The guy who used to flail a flying-V guitar and head-bang without abandon is increasingly going acoustic; to some dyed-in-the-wool moshers, this may stink of selling out, but to anyone else who digs pop songs, however prepared, it’s a certifiable boon. Opener “See/Saw” is a rough-edged, midtempo jaunt that almost seems to summon New Order in its distorted, emotive strumming. “An Ugly Death” is even less contrite about its catchiness, barreling away irresistibly with a silly organ line and a platitude-dropping chorus.
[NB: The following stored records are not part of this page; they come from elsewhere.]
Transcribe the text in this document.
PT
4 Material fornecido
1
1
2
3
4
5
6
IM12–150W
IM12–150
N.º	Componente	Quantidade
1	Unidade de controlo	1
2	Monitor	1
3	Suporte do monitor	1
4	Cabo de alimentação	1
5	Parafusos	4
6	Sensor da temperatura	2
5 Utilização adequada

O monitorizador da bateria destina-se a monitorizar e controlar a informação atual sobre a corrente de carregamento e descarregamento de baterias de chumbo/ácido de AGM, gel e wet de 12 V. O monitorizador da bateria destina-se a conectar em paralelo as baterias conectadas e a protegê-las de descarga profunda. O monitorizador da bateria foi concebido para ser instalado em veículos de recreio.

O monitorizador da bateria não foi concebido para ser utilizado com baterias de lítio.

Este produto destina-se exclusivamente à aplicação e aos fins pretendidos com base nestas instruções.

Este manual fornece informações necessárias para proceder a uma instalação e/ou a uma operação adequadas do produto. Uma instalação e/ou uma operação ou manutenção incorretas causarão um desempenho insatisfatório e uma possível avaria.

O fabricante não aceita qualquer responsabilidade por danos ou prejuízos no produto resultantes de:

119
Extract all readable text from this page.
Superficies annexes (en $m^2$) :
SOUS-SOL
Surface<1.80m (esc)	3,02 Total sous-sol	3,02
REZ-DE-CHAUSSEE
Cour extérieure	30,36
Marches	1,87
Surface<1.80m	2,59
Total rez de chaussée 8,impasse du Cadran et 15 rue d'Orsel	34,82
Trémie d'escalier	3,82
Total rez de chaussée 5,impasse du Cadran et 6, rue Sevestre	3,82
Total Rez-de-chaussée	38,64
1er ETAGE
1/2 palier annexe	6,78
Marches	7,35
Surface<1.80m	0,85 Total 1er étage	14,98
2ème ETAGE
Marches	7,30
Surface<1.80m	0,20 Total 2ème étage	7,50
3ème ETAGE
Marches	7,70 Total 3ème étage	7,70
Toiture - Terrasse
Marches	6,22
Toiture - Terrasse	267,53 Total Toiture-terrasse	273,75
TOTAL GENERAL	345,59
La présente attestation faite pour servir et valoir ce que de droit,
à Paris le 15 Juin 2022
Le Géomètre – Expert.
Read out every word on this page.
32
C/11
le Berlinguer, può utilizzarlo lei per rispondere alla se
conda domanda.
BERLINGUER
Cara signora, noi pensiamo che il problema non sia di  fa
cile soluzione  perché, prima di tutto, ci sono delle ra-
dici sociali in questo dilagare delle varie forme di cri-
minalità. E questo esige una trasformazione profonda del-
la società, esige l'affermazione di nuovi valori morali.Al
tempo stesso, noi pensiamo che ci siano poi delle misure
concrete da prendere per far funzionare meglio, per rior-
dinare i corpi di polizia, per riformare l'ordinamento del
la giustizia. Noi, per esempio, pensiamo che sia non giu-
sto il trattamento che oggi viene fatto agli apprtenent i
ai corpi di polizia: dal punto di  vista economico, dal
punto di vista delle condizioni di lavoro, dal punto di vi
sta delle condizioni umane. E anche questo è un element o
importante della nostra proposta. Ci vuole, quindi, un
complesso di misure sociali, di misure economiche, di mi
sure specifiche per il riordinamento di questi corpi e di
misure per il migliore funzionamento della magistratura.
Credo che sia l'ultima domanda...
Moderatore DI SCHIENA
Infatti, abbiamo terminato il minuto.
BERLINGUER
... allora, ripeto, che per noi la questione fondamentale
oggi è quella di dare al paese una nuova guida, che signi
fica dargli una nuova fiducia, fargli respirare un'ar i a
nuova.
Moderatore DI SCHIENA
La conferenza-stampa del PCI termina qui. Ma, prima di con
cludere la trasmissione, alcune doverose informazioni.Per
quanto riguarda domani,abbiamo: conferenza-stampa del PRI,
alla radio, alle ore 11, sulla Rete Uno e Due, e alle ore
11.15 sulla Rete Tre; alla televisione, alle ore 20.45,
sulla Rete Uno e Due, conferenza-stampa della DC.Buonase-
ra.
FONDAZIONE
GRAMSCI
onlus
Elliott Smith also emerged from a harder-rocking background to become a softly-purring acoustic hero: Channeling Smith on the gentle “You Were Sleeping,” a ballad that would not seem out of place on a primetime teen drama, Reatard sings, “I would never have guessed that I would have become this.” Yeah, me either, Jay, but who’s complaining?
Like anyone working at a breakneck pace, Reatard could use some editing. But even if there are more than a few songs here that sound tossed off, they hardly require tossing out. The thrashing pair of “Hiding in My Hole” and “Dead on Arrival,” two songs so brief they’re barely there and arriving sequentially, only grabs your attention in the latter’s last moments, at which point Reatard bolts to the acoustic pop of “No Time” and the aforementioned “You Were Sleeping.” A cover of Deerhunter’s “Fluorescent Grey,” recorded for a 7” split with the Atlanta noise-rockers, may be a noble stunt, but it does not a hold candle to the emblazoned original nor to any of the original Reatard compositions found on Singles ‘08.
With Jack White on the lamb from garage heroics, whether courting Alicia Keys on that god-awful 007 theme or revisiting the 1970s on his excellent-if-unexciting Raconteurs albums, Reatard seems the best bet to take his place as a rapidly-producing, vintage-sounding follower. Which is another way of admitting that what Reatard is attempting on Singles ‘08 is hardly original if it is completely welcome at the same time.